Concretamente, o que impede o Brasil de legalizar o uso, o plantio e a comercialização controlada da maconha medicinal? Quais os interesses que estão por trás disso?

De acordo com dados de pesquisa de opinião, 59% dos brasileiros entrevistados são simpáticos não só à liberação do Canabidiol, como até mesmo à liberação do THC – substância psicoativa presente na planta – para fins medicinais.

Pelo fato do acesso hoje à maconha medicinal não ser justo e democrático, porque a compra de produtos importados é caríssima, mesmo quando são autorizadas, poucas famílias têm condições de adquirir os medicamentos de fora do país. Muitos pacientes e famílias recorrem, portanto, a compras em bocas de fumo, se colocando em altos riscos, tanto de serem criminalizados, como de acessar produtos de baixa qualidade, que podem fazer mais mal do que bem.

Essas pessoas já estão em situações de extrema vulnerabilidade devido às suas doenças e à ausência de assistência do estado, e ainda têm que se expor a esses outros riscos. Permitir essas situações é, na verdade, uma grande hipocrisia da nossa sociedade, pois todos sabemos que a maconha é acessada livremente em várias situações e a sua não-legalização atende interesses de segmentos poderosos neste país.

Entre os avanços recentes que citamos anteriormente, é importante lembrar que em 2015 dois compostos da maconha foram liberados no Brasil: o Canabidiol saiu da lista da Agência Nacional de Vigilância Sanitária (ANVISA) de substâncias proibidas no país e o THC também foi retirado por determinação da Justiça Federal do Distrito Federal.

O primeiro remédio à base de maconha aprovado no Brasil já está à venda, que é o Mevatyl, usado para sintomas da Esclerose Múltipla. A Fiocruz está trabalhando no desenvolvimento de um remédio nacional com a Cannabis, num projeto chamado Fio-Cannabis.

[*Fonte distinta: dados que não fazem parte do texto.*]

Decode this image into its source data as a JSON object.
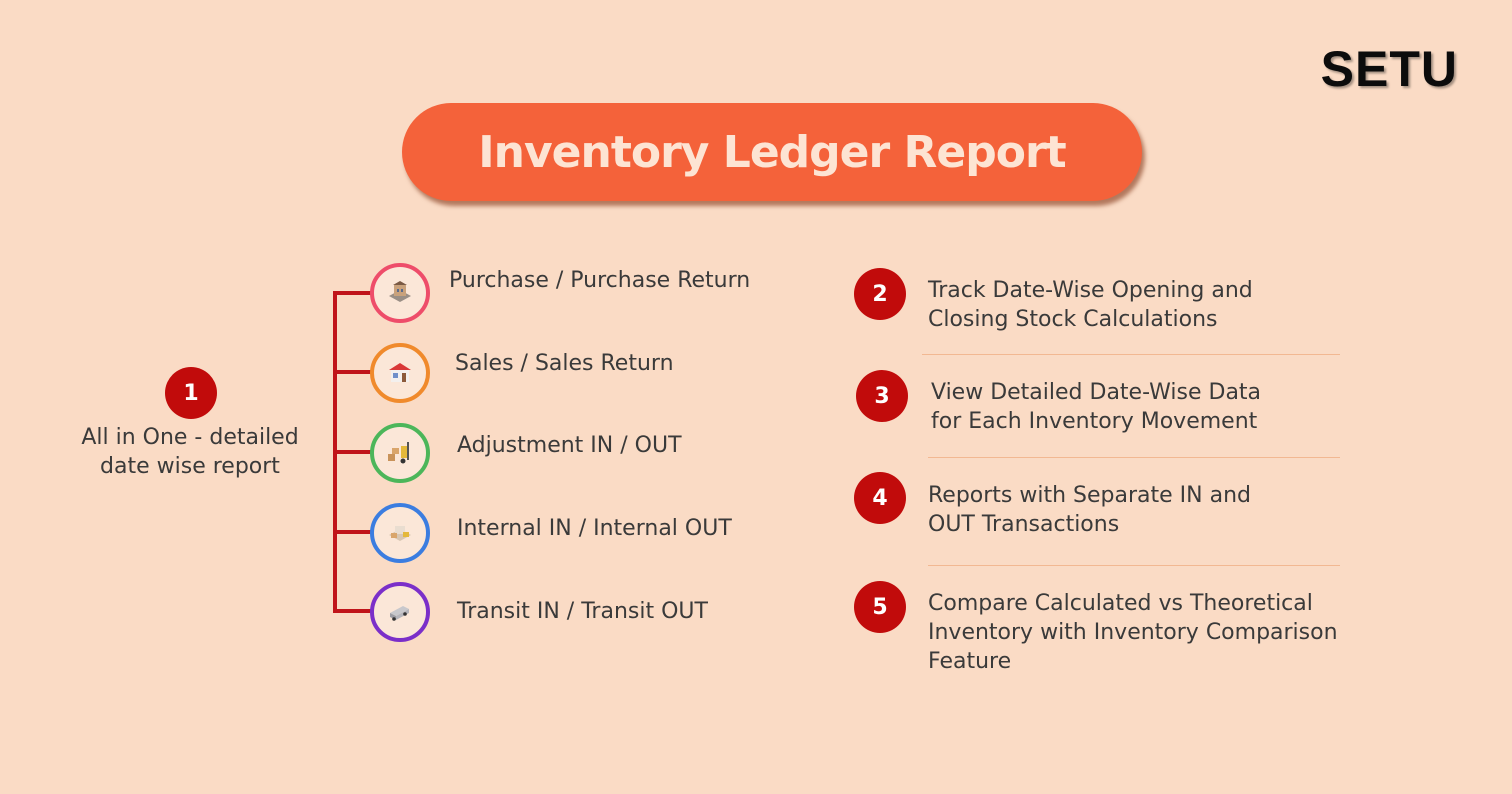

Aqui do nosso lado, no estado vizinho da Paraíba, existe a mais importante experiência de plantio, produção e distribuição de produtos de maconha para uso medicinal do Brasil: uma associação chamada Abrace Esperança atende hoje cerca de 2.500 pacientes, que pagam uma anuidade e recebem os medicamentos a um custo em torno de 10% do valor dos produtos importados. É uma experiência concreta, que tem mudado a vida dessas milhares de pessoas e que deve nos servir de exemplo!

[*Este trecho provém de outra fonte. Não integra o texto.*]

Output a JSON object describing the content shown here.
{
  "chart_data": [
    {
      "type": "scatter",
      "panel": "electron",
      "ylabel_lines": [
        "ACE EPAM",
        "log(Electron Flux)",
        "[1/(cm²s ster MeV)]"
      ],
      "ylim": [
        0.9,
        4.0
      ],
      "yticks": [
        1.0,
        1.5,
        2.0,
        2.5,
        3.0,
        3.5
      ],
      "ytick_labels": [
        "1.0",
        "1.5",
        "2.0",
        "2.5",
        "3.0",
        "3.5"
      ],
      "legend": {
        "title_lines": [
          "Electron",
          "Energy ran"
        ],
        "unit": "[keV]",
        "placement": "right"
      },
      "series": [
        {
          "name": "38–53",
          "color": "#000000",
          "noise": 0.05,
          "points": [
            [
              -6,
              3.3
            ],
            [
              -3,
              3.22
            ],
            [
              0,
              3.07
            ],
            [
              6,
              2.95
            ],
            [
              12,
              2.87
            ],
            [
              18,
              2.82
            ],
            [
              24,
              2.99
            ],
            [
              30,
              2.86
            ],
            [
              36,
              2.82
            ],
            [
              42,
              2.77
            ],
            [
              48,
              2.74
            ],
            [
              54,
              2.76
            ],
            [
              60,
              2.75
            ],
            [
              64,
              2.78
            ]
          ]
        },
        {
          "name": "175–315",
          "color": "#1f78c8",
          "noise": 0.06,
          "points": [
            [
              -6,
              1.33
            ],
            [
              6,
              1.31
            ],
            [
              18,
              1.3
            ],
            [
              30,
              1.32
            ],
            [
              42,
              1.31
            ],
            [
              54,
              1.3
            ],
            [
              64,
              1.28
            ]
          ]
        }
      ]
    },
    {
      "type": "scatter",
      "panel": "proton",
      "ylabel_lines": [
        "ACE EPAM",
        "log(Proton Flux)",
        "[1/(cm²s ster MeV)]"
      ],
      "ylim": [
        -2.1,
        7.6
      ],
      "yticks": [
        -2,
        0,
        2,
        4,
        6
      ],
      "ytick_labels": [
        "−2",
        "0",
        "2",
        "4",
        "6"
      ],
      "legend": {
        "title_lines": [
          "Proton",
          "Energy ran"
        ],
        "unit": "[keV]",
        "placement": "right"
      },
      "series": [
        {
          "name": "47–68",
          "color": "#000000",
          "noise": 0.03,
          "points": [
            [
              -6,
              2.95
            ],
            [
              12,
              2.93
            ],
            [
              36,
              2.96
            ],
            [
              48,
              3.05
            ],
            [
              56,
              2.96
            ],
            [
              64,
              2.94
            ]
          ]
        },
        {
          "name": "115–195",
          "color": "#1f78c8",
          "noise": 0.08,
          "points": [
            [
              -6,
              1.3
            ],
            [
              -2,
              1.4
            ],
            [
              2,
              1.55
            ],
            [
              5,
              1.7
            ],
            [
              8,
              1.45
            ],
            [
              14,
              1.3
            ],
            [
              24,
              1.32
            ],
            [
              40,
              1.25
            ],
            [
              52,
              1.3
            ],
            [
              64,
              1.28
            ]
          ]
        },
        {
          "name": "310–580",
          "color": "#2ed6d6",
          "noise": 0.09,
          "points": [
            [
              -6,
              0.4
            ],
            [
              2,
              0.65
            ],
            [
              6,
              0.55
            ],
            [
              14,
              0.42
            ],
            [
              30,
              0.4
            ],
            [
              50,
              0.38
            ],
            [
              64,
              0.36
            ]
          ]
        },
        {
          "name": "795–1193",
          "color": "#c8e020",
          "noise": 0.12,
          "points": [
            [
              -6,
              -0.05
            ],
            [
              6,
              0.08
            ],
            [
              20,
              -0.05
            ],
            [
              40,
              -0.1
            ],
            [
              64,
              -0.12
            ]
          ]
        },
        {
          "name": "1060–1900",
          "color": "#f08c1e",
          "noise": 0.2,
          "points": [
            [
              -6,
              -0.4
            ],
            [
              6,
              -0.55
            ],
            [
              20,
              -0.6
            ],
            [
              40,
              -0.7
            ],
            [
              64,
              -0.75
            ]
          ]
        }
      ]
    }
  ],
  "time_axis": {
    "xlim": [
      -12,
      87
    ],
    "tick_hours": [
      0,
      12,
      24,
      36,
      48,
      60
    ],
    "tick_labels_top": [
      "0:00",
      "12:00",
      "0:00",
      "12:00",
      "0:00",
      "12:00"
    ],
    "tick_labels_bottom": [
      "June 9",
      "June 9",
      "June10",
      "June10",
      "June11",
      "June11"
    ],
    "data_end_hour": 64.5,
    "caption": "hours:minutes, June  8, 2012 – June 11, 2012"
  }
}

A descriminalização da maconha teria um peso importante, do ponto de vista financeiro, não só na vida dos pacientes e das famílias, mas também nas despesas do estado Brasileiro.

Desde 2014, o Ministério da Saúde enfrenta ações judiciais para garantia do acesso de pacientes aos medicamentos com compostos de maconha. Só em 2015, o Ministério foi obrigado a importar Canabidiol para cumprir 11 mandados de segurança que beneficiaram 13 pessoas - gastando 462 mil reais. E esses custos tendem a aumentar.

Diante deste conjunto de informações e questões, o que nós das Juntas queremos dizer é que esta é uma pauta importante e a Alepe deve estar atenta a isso, tendo em conta que um dos principais pontos para o avanço é justamente o papel do legislativo.

Ainda que seja uma pauta da esfera federal, nós enquanto Assembleia Legislativa Estadual temos que cumprir com o nosso papel de trazer o debate para dentro da Casa e também levar esse debate para a sociedade, conscientizando a população e interpelando as autoridades para que superem os obstáculos meramente morais e a hipocrisia e assumam a defesa de uma solução que atenda aos interesses das pessoas que são mais afetadas pela situação de criminalização atual.

Queremos ainda informar que a Defensoria Pública da União estará realizando nesta terça-feira uma audiência pública com este tema, que tem como objetivo discutir os benefícios e os desafios na produção e no acesso aos medicamentos com base em Canabidiol. Estaremos juntas com a DPU neste momento, que consideramos muito importante para avançarmos nessa pauta em nosso estado.